2018/02/15

vCoffee : Drink coffee and check your backup jobs from your smartphone

For some months now I had the idea to make an App for Veeam Availibility Console (VAC) and / or Veeam Backup & Replication (VBR). While getting a coffee in the morning I noticed, people spend quite a lot of time queuing or waiting for the machine to deliver the coffee.



That's why I'm glad to introduce vCoffee today. It is a small app, currently available in alpha which you need install manually on your Android device. The app itself is rather simple: You login, get an overview of all jobs and you can see the latest state. If required, you can click the job, and start the job directly from the app. As a bonus, you also get an "RPO" indicator, which tells you if the jobs started in the last 24h. So if the job was successfully but didn't run for the last 5 days, this will also be indicated in the first screen.

What I'm also really excited about is that it covers both VAC REST API and VBR REST API. This means that as a partner, you can check all your customers or tenants from the app. As a customer, you are able to monitor your VBR server via the Enterprise Manager. Do note that REST API is part of the Enterprise Plus licensing.

One thing that is really important is that Android seems to be quite paranoid about security and this means that you can not use self signed certificates. For VAC, I don't think this is a big issue but maybe for enterprise manager, you might have used self signed certificate. That's why I also would like to refer to my colleague Luca Dell'oca. He wrote an excellent article about "Let's encrypt". I used the article for both VAC and Enterprise Manager. For enterprise manager, if you have already installed it, there is an excellent article that explains how to replace the certificate.

Here is a small demo of the app. I can tell you that on my native phone it works a lot faster but due to the Android emulation, it looks quite slow in the demo.

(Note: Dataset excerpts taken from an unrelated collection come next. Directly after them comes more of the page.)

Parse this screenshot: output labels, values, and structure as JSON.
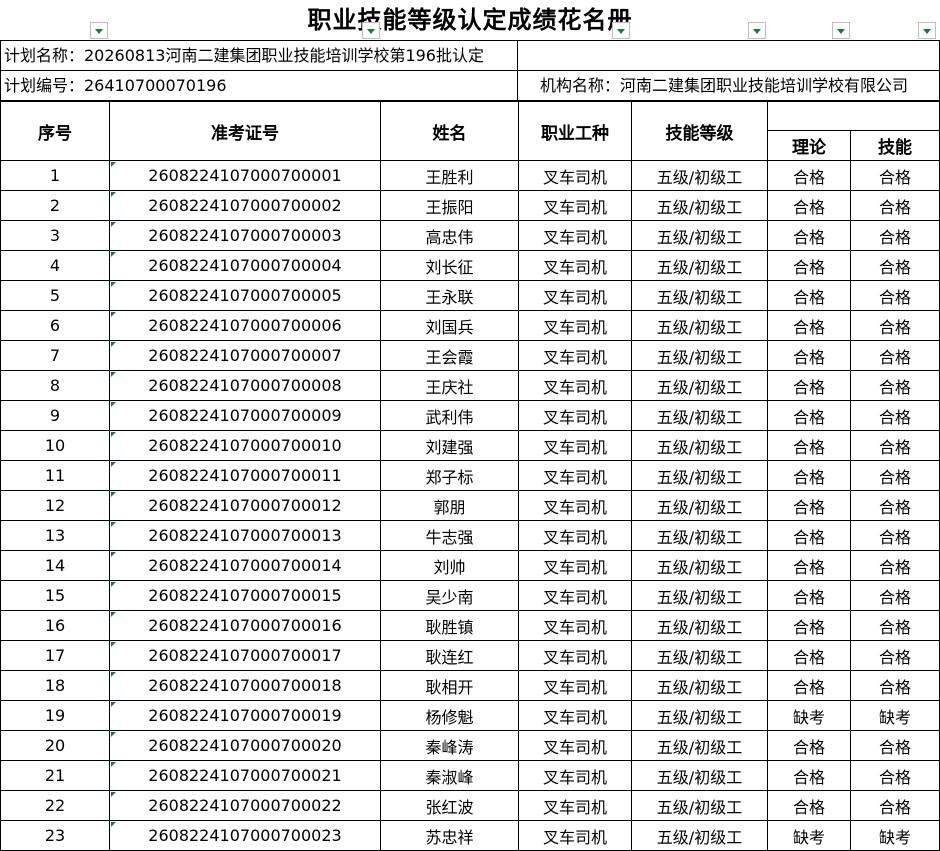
{
  "title": "职业技能等级认定成绩花名册",
  "plan_name": "计划名称：20260813河南二建集团职业技能培训学校第196批认定",
  "plan_number": "计划编号：26410700070196",
  "org_name": "机构名称：河南二建集团职业技能培训学校有限公司",
  "headers": {
    "index": "序号",
    "ticket": "准考证号",
    "name": "姓名",
    "occupation": "职业工种",
    "level": "技能等级",
    "theory": "理论",
    "skill": "技能"
  },
  "filter_icons": [
    "chevron-down-icon"
  ],
  "colors": {
    "filter_arrow": "#1d7a3f",
    "grid": "#000000"
  },
  "rows": [
    {
      "index": "1",
      "ticket": "2608224107000700001",
      "name": "王胜利",
      "occupation": "叉车司机",
      "level": "五级/初级工",
      "theory": "合格",
      "skill": "合格"
    },
    {
      "index": "2",
      "ticket": "2608224107000700002",
      "name": "王振阳",
      "occupation": "叉车司机",
      "level": "五级/初级工",
      "theory": "合格",
      "skill": "合格"
    },
    {
      "index": "3",
      "ticket": "2608224107000700003",
      "name": "高忠伟",
      "occupation": "叉车司机",
      "level": "五级/初级工",
      "theory": "合格",
      "skill": "合格"
    },
    {
      "index": "4",
      "ticket": "2608224107000700004",
      "name": "刘长征",
      "occupation": "叉车司机",
      "level": "五级/初级工",
      "theory": "合格",
      "skill": "合格"
    },
    {
      "index": "5",
      "ticket": "2608224107000700005",
      "name": "王永联",
      "occupation": "叉车司机",
      "level": "五级/初级工",
      "theory": "合格",
      "skill": "合格"
    },
    {
      "index": "6",
      "ticket": "2608224107000700006",
      "name": "刘国兵",
      "occupation": "叉车司机",
      "level": "五级/初级工",
      "theory": "合格",
      "skill": "合格"
    },
    {
      "index": "7",
      "ticket": "2608224107000700007",
      "name": "王会霞",
      "occupation": "叉车司机",
      "level": "五级/初级工",
      "theory": "合格",
      "skill": "合格"
    },
    {
      "index": "8",
      "ticket": "2608224107000700008",
      "name": "王庆社",
      "occupation": "叉车司机",
      "level": "五级/初级工",
      "theory": "合格",
      "skill": "合格"
    },
    {
      "index": "9",
      "ticket": "2608224107000700009",
      "name": "武利伟",
      "occupation": "叉车司机",
      "level": "五级/初级工",
      "theory": "合格",
      "skill": "合格"
    },
    {
      "index": "10",
      "ticket": "2608224107000700010",
      "name": "刘建强",
      "occupation": "叉车司机",
      "level": "五级/初级工",
      "theory": "合格",
      "skill": "合格"
    },
    {
      "index": "11",
      "ticket": "2608224107000700011",
      "name": "郑子标",
      "occupation": "叉车司机",
      "level": "五级/初级工",
      "theory": "合格",
      "skill": "合格"
    },
    {
      "index": "12",
      "ticket": "2608224107000700012",
      "name": "郭朋",
      "occupation": "叉车司机",
      "level": "五级/初级工",
      "theory": "合格",
      "skill": "合格"
    },
    {
      "index": "13",
      "ticket": "2608224107000700013",
      "name": "牛志强",
      "occupation": "叉车司机",
      "level": "五级/初级工",
      "theory": "合格",
      "skill": "合格"
    },
    {
      "index": "14",
      "ticket": "2608224107000700014",
      "name": "刘帅",
      "occupation": "叉车司机",
      "level": "五级/初级工",
      "theory": "合格",
      "skill": "合格"
    },
    {
      "index": "15",
      "ticket": "2608224107000700015",
      "name": "吴少南",
      "occupation": "叉车司机",
      "level": "五级/初级工",
      "theory": "合格",
      "skill": "合格"
    },
    {
      "index": "16",
      "ticket": "2608224107000700016",
      "name": "耿胜镇",
      "occupation": "叉车司机",
      "level": "五级/初级工",
      "theory": "合格",
      "skill": "合格"
    },
    {
      "index": "17",
      "ticket": "2608224107000700017",
      "name": "耿连红",
      "occupation": "叉车司机",
      "level": "五级/初级工",
      "theory": "合格",
      "skill": "合格"
    },
    {
      "index": "18",
      "ticket": "2608224107000700018",
      "name": "耿相开",
      "occupation": "叉车司机",
      "level": "五级/初级工",
      "theory": "合格",
      "skill": "合格"
    },
    {
      "index": "19",
      "ticket": "2608224107000700019",
      "name": "杨修魁",
      "occupation": "叉车司机",
      "level": "五级/初级工",
      "theory": "缺考",
      "skill": "缺考"
    },
    {
      "index": "20",
      "ticket": "2608224107000700020",
      "name": "秦峰涛",
      "occupation": "叉车司机",
      "level": "五级/初级工",
      "theory": "合格",
      "skill": "合格"
    },
    {
      "index": "21",
      "ticket": "2608224107000700021",
      "name": "秦淑峰",
      "occupation": "叉车司机",
      "level": "五级/初级工",
      "theory": "合格",
      "skill": "合格"
    },
    {
      "index": "22",
      "ticket": "2608224107000700022",
      "name": "张红波",
      "occupation": "叉车司机",
      "level": "五级/初级工",
      "theory": "合格",
      "skill": "合格"
    },
    {
      "index": "23",
      "ticket": "2608224107000700023",
      "name": "苏忠祥",
      "occupation": "叉车司机",
      "level": "五级/初级工",
      "theory": "缺考",
      "skill": "缺考"
    }
  ]
}
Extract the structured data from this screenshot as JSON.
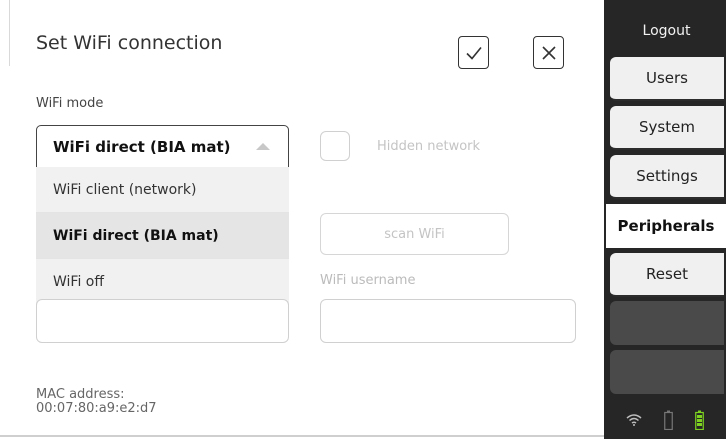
{
  "dialog": {
    "title": "Set WiFi connection",
    "confirm_icon": "checkmark-icon",
    "cancel_icon": "close-icon"
  },
  "wifi_mode": {
    "label": "WiFi mode",
    "selected": "WiFi direct (BIA mat)",
    "options": [
      "WiFi client (network)",
      "WiFi direct (BIA mat)",
      "WiFi off"
    ]
  },
  "hidden_network": {
    "label": "Hidden network",
    "checked": false
  },
  "scan_button": {
    "label": "scan WiFi"
  },
  "wifi_username": {
    "label": "WiFi username",
    "value": ""
  },
  "mac": {
    "label": "MAC address:",
    "value": "00:07:80:a9:e2:d7"
  },
  "sidebar": {
    "logout": "Logout",
    "items": [
      "Users",
      "System",
      "Settings",
      "Peripherals",
      "Reset"
    ],
    "active": "Peripherals"
  },
  "status": {
    "icons": [
      "wifi-icon",
      "empty-battery-icon",
      "charged-battery-icon"
    ],
    "battery_color": "#7ed321"
  }
}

The code is released under MIT License on VeeamHub, the Veeam community which get contributions from Veeam employees but also external consultants an Veeam enthusiasts.  This means that everybody can contribute and reuse the code as he or she likes. It also means that no responsibility will be taken and you can not contact Veeam Support for help. Basically, this app was not developed by Veeam R&D and has not been checked by Veeam QA.

In a follow up article, I'm planning to discus the VAC REST API, because I was amazed how simple this really was. This because the app itself is JavaScript code and the JSON support of the VAC REST API makes parsing the objects extremely simple

Finally, you can download a debug build here as long as I'm not running out of bandwidth usage.